Question

A baseball diamond is a square with 90 foot sides. How far must the third baseman throw the ball to make it to the first base?

Answer 1

Hint: Now we are given with a square ground of 90 foot side. Now we know that the third baseman is diagonally opposite to first base. Hence we have the distance between third baseman and first base as the diagonal of the square. Now we will find the length of the diagonal by using Pythagora's theorem in right angle triangle ABC.

Complete step-by-step answer:
Now let us say the first base is point A. Now let us draw a square ABCD. Now we know that the third baseman is at point C.

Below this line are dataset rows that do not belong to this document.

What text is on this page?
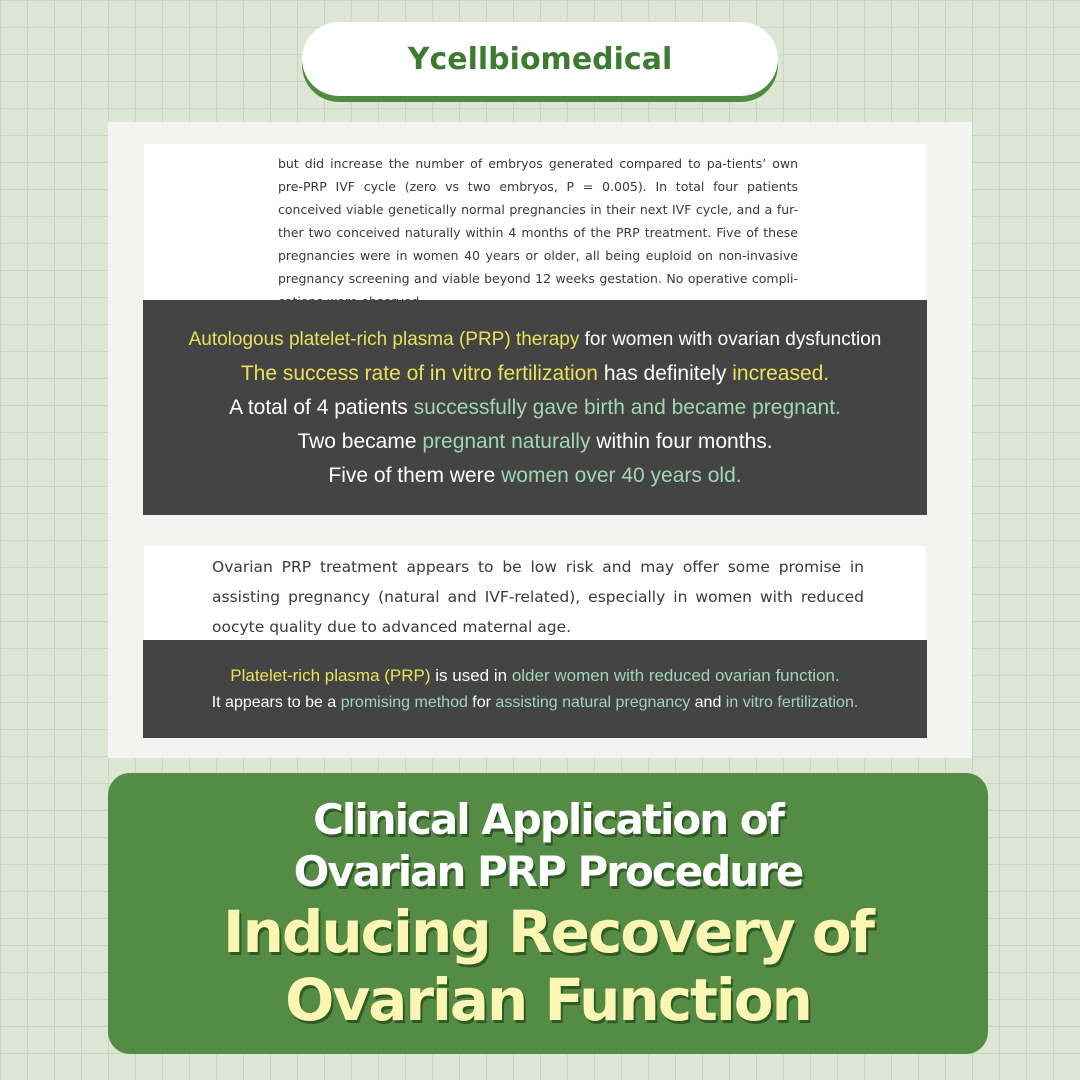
Ycellbiomedical

but did increase the number of embryos generated compared to pa-tients’ own pre-PRP IVF cycle (zero vs two embryos, P = 0.005). In total four patients conceived viable genetically normal pregnancies in their next IVF cycle, and a fur-ther two conceived naturally within 4 months of the PRP treatment. Five of these pregnancies were in women 40 years or older, all being euploid on non-invasive pregnancy screening and viable beyond 12 weeks gestation. No operative compli-

Autologous platelet-rich plasma (PRP) therapy for women with ovarian dysfunction
The success rate of in vitro fertilization has definitely increased.
A total of 4 patients successfully gave birth and became pregnant.
Two became pregnant naturally within four months.
Five of them were women over 40 years old.

Ovarian PRP treatment appears to be low risk and may offer some promise in assisting pregnancy (natural and IVF-related), especially in women with reduced oocyte quality due to advanced maternal age.

Platelet-rich plasma (PRP) is used in older women with reduced ovarian function.
It appears to be a promising method for assisting natural pregnancy and in vitro fertilization.
Clinical Application of
Ovarian PRP Procedure
Inducing Recovery of
Ovarian Function
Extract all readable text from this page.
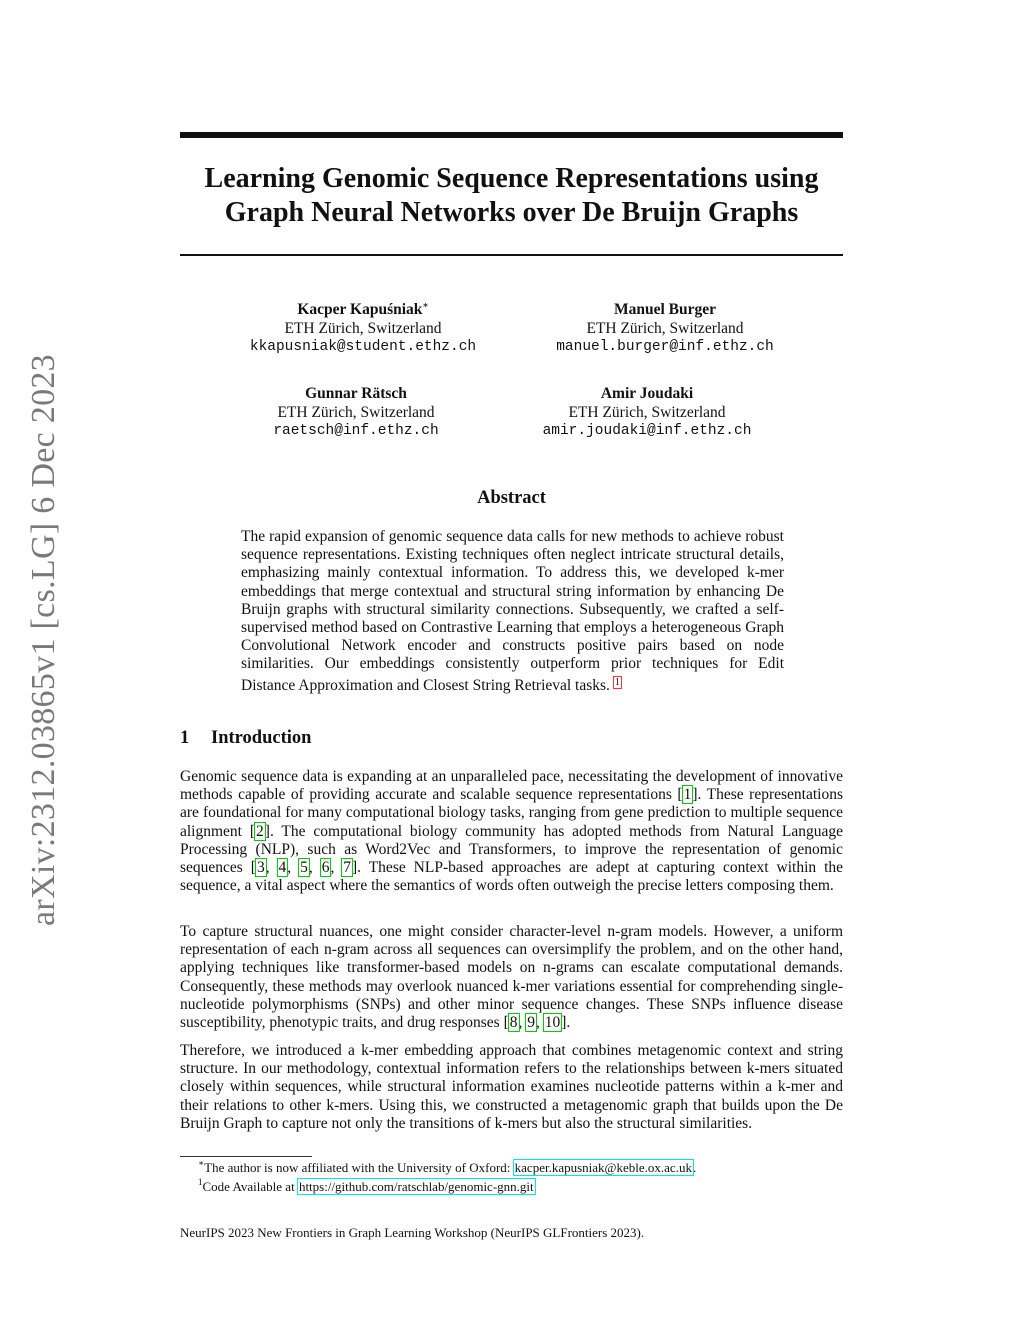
arXiv:2312.03865v1 [cs.LG] 6 Dec 2023
Learning Genomic Sequence Representations using Graph Neural Networks over De Bruijn Graphs
Kacper Kapuśniak∗
ETH Zürich, Switzerland
kkapusniak@student.ethz.ch
Manuel Burger
ETH Zürich, Switzerland
manuel.burger@inf.ethz.ch
Gunnar Rätsch
ETH Zürich, Switzerland
raetsch@inf.ethz.ch
Amir Joudaki
ETH Zürich, Switzerland
amir.joudaki@inf.ethz.ch
Abstract

The rapid expansion of genomic sequence data calls for new methods to achieve robust sequence representations. Existing techniques often neglect intricate structural details, emphasizing mainly contextual information. To address this, we developed k-mer embeddings that merge contextual and structural string information by enhancing De Bruijn graphs with structural similarity connections. Subsequently, we crafted a self-supervised method based on Contrastive Learning that employs a heterogeneous Graph Convolutional Network encoder and constructs positive pairs based on node similarities. Our embeddings consistently outperform prior techniques for Edit Distance Approximation and Closest String Retrieval tasks. $^1$

1 Introduction

Genomic sequence data is expanding at an unparalleled pace, necessitating the development of innovative methods capable of providing accurate and scalable sequence representations [1]. These representations are foundational for many computational biology tasks, ranging from gene prediction to multiple sequence alignment [2]. The computational biology community has adopted methods from Natural Language Processing (NLP), such as Word2Vec and Transformers, to improve the representation of genomic sequences [3, 4, 5, 6, 7]. These NLP-based approaches are adept at capturing context within the sequence, a vital aspect where the semantics of words often outweigh the precise letters composing them.

To capture structural nuances, one might consider character-level n-gram models. However, a uniform representation of each n-gram across all sequences can oversimplify the problem, and on the other hand, applying techniques like transformer-based models on n-grams can escalate computational demands. Consequently, these methods may overlook nuanced k-mer variations essential for comprehending single-nucleotide polymorphisms (SNPs) and other minor sequence changes. These SNPs influence disease susceptibility, phenotypic traits, and drug responses [8, 9, 10].

Therefore, we introduced a k-mer embedding approach that combines metagenomic context and string structure. In our methodology, contextual information refers to the relationships between k-mers situated closely within sequences, while structural information examines nucleotide patterns within a k-mer and their relations to other k-mers. Using this, we constructed a metagenomic graph that builds upon the De Bruijn Graph to capture not only the transitions of k-mers but also the structural similarities.

∗The author is now affiliated with the University of Oxford: kacper.kapusniak@keble.ox.ac.uk.
$^1$Code Available at https://github.com/ratschlab/genomic-gnn.git
NeurIPS 2023 New Frontiers in Graph Learning Workshop (NeurIPS GLFrontiers 2023).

Now to make it to the first base the third baseman will throw the ball along AC.
Hence we want to find the distance if AC.
Now we know that ABCD is a square. Hence we have angle B is ${{90}^{\circ }}$
Now this means that triangle ABC is a right angle triangle.
Hence we can apply the Pythagoras theorem.
Now by Pythagoras theorem we have, $A{{C}^{2}}=A{{B}^{2}}+B{{C}^{2}}$ .
Now since the sides of square are equal we have AB = BC.
Hence we get,
$\begin{align}
  & \Rightarrow A{{C}^{2}}=A{{B}^{2}}+A{{B}^{2}} \\
 & \Rightarrow A{{C}^{2}}=2A{{B}^{2}} \\
\end{align}$
Now substituting the value of side of square we get,
$\Rightarrow A{{C}^{2}}=2{{\left( 90 \right)}^{2}}$
Now taking square root in the above equation we get,
$\Rightarrow AC=90\sqrt{2}$
Hence the length of the diagonal is $90\sqrt{2}$ .
Hence the third baseman must throw the ball $90\sqrt{2}$ foot to reach the first baseman.

Note: Now note that we can directly solve the problem without using Pythagoras theorem. We know that for any square of length a the length of the diagonal is $\sqrt{2}a$ . Hence using this we can find the length of diagonal.